Comparison of the yellow culminicorn strip on Indian Yellow-nosed Albatross (on left) and Atlantic Yellow-nosed Albatross (on right). Note on the Atlantic Yellow-nosed Albatross how the yellow culminicorn stripe broadens above the nostrils and terminates in a blunter more rounded tip by the forehead. (photo: Steve Reynolds)

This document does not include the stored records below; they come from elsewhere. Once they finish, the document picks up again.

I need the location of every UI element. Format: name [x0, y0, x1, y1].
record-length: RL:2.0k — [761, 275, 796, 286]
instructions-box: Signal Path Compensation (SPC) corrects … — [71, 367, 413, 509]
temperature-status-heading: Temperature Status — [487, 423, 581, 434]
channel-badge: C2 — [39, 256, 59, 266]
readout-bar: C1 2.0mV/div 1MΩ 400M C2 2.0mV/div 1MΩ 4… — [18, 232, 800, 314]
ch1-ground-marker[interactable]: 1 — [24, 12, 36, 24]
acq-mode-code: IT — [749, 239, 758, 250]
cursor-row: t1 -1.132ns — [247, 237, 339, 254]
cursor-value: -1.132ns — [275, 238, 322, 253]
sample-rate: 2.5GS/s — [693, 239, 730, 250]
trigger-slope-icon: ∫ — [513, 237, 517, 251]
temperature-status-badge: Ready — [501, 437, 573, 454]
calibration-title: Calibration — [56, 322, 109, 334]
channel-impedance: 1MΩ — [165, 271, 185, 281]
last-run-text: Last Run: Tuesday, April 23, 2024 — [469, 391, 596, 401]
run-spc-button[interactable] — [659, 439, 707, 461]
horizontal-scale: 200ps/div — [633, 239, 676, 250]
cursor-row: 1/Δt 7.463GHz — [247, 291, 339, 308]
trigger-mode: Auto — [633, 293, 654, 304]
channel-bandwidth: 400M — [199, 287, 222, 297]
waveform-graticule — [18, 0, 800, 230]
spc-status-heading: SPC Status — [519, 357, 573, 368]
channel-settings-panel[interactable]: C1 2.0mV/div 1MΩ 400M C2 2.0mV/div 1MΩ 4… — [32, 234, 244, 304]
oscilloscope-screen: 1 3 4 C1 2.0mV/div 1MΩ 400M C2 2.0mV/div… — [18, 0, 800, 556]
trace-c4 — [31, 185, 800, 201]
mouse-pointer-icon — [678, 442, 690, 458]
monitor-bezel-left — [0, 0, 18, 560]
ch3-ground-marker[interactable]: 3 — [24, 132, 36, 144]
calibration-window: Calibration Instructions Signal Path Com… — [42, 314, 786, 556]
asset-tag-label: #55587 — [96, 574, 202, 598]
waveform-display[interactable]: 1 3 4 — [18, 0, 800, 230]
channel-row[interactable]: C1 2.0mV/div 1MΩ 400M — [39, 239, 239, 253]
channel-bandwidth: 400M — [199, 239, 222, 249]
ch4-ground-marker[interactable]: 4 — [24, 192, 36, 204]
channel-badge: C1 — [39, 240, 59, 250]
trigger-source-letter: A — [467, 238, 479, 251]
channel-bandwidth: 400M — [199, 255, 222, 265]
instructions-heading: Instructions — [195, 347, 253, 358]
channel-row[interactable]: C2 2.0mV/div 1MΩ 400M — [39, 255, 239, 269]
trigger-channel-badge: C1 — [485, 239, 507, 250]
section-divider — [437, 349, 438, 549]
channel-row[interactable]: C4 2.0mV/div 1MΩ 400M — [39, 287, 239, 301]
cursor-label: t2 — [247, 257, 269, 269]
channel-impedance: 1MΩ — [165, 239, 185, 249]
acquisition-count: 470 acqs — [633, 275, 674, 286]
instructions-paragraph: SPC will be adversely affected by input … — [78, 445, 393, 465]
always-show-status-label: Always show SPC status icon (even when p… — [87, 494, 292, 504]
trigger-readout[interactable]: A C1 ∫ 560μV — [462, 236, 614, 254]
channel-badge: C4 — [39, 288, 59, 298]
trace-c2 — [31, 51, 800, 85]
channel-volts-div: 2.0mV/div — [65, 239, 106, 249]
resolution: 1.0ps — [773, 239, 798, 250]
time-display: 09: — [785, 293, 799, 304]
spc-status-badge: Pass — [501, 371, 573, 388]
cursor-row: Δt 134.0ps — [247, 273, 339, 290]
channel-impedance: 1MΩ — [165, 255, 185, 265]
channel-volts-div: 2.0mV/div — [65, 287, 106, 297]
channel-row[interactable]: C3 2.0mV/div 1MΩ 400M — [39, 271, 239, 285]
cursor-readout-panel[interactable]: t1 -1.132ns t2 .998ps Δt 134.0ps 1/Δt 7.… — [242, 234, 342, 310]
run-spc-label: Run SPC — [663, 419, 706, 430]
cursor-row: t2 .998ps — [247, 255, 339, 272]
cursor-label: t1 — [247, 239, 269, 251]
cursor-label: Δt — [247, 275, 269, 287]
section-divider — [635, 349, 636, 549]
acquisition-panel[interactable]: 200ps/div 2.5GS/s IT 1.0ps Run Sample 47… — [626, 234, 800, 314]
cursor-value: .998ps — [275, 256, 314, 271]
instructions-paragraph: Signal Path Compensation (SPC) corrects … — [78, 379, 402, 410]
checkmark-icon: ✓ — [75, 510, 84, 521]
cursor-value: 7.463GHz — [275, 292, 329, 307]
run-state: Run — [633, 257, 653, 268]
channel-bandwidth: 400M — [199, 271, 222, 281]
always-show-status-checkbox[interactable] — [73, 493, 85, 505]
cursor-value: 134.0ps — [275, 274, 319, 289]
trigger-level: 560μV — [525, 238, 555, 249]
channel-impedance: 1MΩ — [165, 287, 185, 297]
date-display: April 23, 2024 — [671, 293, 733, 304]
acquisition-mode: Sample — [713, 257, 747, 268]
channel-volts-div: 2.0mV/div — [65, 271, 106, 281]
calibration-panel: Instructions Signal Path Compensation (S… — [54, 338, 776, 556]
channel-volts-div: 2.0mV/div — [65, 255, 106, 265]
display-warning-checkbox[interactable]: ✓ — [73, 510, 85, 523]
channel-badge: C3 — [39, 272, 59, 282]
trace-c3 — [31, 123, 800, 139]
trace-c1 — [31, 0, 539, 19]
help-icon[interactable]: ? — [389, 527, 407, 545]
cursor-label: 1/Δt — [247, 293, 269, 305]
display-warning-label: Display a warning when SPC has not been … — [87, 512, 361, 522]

It was time to head back to Fremantle, but there was still time for a final short chumming session off the western tip of Rottnest. Although the Orca weren’t to be seen again, we did entice a final Soft-plumaged Petrel, Cape Petrel and the second Southern Giant Petrel of the day to have a feed in the now quite rainy, squalling conditions only a kilometre from Rottnest Island. This was to be the final birding for the day and we arrived back at the Sardine Jetty by 3pm.
A major thanks to John Graff for organising this trip (and commiserations on missing a good bird in your own ‘backyard’) and to Drew and Mattie of Jazz Charters for operating a very comfortable and accommodating day out aboard the Jazz IV.

Species list [Total seen (max seen at one time)]
Australian Shelduck 2 (2)
Black-browed Albatross 2 (1)
Shy Albatross 3 (2)
ATLANTIC YELLOW-NOSED ALBATROSS 1 (1)
Indian Yellow-nosed Albatross 60 (38)
Northern Giant Petrel 3 (3)
Southern Giant Petrel 2 (1)
Cape Petrel 3 (1) – one possible contender for D. c. australe
Great-winged Petrel 2 (1)
Soft-plumaged Petrel 35 (9, incl. dark morph bird and several intermediate morph)
Flesh-footed Shearwater 8 (3)
Hutton’s Shearwater 4 (4)
Wilson’s Storm-petrel 2 (1)
White-faced Storm-petrel 10 (3)
Australasian Gannet 20 (6)
Pied Cormorant 7 (2)
Silver Gull 15 (8)
ARCTIC TERN 1 (1)
Great Crested Tern 7 (1)
Brown Skua 2 (2)
Welcome Swallow 1 (1)

Mammals:
Orca 6+ (possibly as many as 8-10 animals) – one large bull and several female/young male types off the western tip of Rottnest Island
Indo-Pacific Bottlenose Dolphin 1 (1+) –  off the SE corner of Rottnest Island
Humpback Whale – blows seen south of Rottnest on way out and way back in.